Crate oar_ocr

Crate oar_ocr 

Source
Expand description

§OAR OCR

A Rust OCR library that extracts text from document images using ONNX models. Supports text detection, recognition, document orientation, and rectification.

§Features

  • Complete OCR pipeline from image to text
  • High-level builder APIs for easy pipeline configuration
  • Model adapter system for easy model swapping
  • Batch processing support
  • ONNX Runtime integration for fast inference

§Components

  • Text Detection: Find text regions in images
  • Text Recognition: Convert text regions to readable text
  • Layout Detection: Identify document structure elements (text blocks, titles, tables, figures)
  • Document Orientation: Detect document rotation (0°, 90°, 180°, 270°)
  • Document Rectification: Fix perspective distortion
  • Text Line Classification: Detect text line orientation
  • Seal Text Detection: Detect text in circular seals
  • Formula Recognition: Recognize mathematical formulas

§Modules

  • core - Core traits, error handling, and batch processing
  • domain - Domain types like orientation helpers and prediction models
  • models - Model adapters for different OCR tasks
  • oarocr - High-level OCR pipeline builders
  • processors - Image processing utilities
  • utils - Utility functions for images and tensors
  • predictors - Task-specific predictor interfaces

§Quick Start

§OCR Pipeline

use oar_ocr::oarocr::{OAROCRBuilder, OAROCR};
use oar_ocr::utils::load_image;
use std::path::Path;

// Create OCR pipeline with required components
let ocr = OAROCRBuilder::new(
    "models/text_detection.onnx",
    "models/text_recognition.onnx",
    "models/character_dict.txt"
)
.with_document_image_orientation_classification("models/doc_orient.onnx")
.with_text_line_orientation_classification("models/line_orient.onnx")
.image_batch_size(4)
.region_batch_size(32)
.build()?;

// Process images
let image = load_image(Path::new("document.jpg"))?;
let results = ocr.predict(vec![image])?;

for result in results {
    for region in result.text_regions {
        if let Some(text) = region.text {
            println!("Text: {}", text);
        }
    }
}

§Document Structure Analysis

use oar_ocr::oarocr::{OARStructureBuilder, OARStructure};
use std::path::Path;

// Create structure analysis pipeline
let structure = OARStructureBuilder::new("models/layout_detection.onnx")
    .with_table_classification("models/table_classification.onnx")
    .with_table_cell_detection("models/table_cell_detection.onnx", "wired")
    .with_table_structure_recognition("models/table_structure.onnx", "wired")
    .table_structure_dict_path("models/table_structure_dict.txt")
    .with_formula_recognition(
        "models/formula_recognition.onnx",
        "models/tokenizer.json",
        "pp_formulanet"
    )
    .build()?;

// Analyze document structure
let result = structure.predict("document.jpg")?;

println!("Layout elements: {}", result.layout_elements.len());
println!("Tables: {}", result.tables.len());
println!("Formulas: {}", result.formulas.len());

Modules§

core
The core module of the OCR pipeline.
domain
Domain-level structures shared across the OCR pipeline.
models
Model implementations.
oarocr
The OCR pipeline module.
predictors
Predictors module
prelude
Prelude module for convenient imports.
processors
Image processing utilities for OCR systems.
utils
Utility functions for the OCR pipeline.
vl
Vision-Language modules (optional).

Macros§

apply_ort_config
Macro to conditionally apply OrtSessionConfig to any builder that has with_ort_config.
common_builder_methods
Macro to inject common builder methods into an existing impl Builder block.
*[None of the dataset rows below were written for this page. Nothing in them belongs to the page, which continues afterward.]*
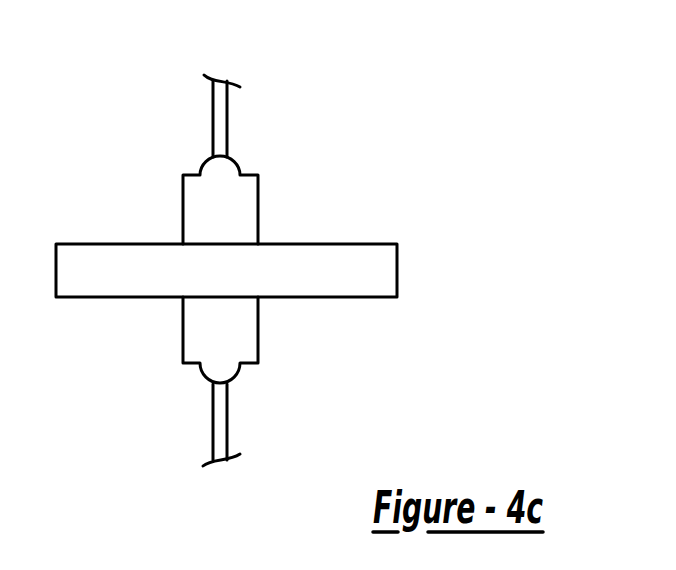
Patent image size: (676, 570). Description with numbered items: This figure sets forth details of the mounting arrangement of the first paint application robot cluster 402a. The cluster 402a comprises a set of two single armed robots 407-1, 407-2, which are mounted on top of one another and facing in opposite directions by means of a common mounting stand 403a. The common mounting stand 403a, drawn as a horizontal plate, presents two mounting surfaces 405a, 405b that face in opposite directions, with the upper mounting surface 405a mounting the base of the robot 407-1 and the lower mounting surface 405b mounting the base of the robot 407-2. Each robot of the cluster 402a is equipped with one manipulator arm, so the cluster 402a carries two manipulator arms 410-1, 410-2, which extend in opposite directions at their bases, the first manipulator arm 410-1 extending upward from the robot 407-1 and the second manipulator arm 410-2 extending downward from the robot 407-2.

The paint application robot cluster 402a is at (298, 205).
The common mounting stand 403a is at (405, 275).
The mounting surface 405a is at (90, 246).
The mounting surface 405b is at (248, 296).
The single armed robot 407-1 is at (180, 198).
The single armed robot 407-2 is at (180, 344).
The manipulator arm 410-1 is at (227, 110).
The manipulator arm 410-2 is at (228, 430).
Use this inside impl YourBuilder { ... } and pass the field name that holds ModelInferenceConfig (e.g., common).
impl_common_builder_methods
Macro to implement common builder methods for structs with a ModelInferenceConfig field.
impl_complete_builder
Comprehensive builder macro for generating common builder method patterns.
impl_config_new_and_with_common
Macro to implement new() and with_common() for config structs with per-module defaults.
impl_config_validator
Macro to implement ConfigValidator with basic validation patterns.
impl_dyn_task_output
Generates the DynTaskOutput enum and its methods from the task registry.
impl_task_adapter
Generates the TaskAdapter enum and its DynModelAdapter implementation.
impl_task_type_enum
Generates the TaskType enum from the task registry.
metrics
Macro to create pre-populated StageMetrics with common patterns.
validate_field
Helper macro for field validation.
with_nested
Macro to handle optional nested config initialization in builders.
with_task_registry
Central task registry macro that defines all tasks in a single location.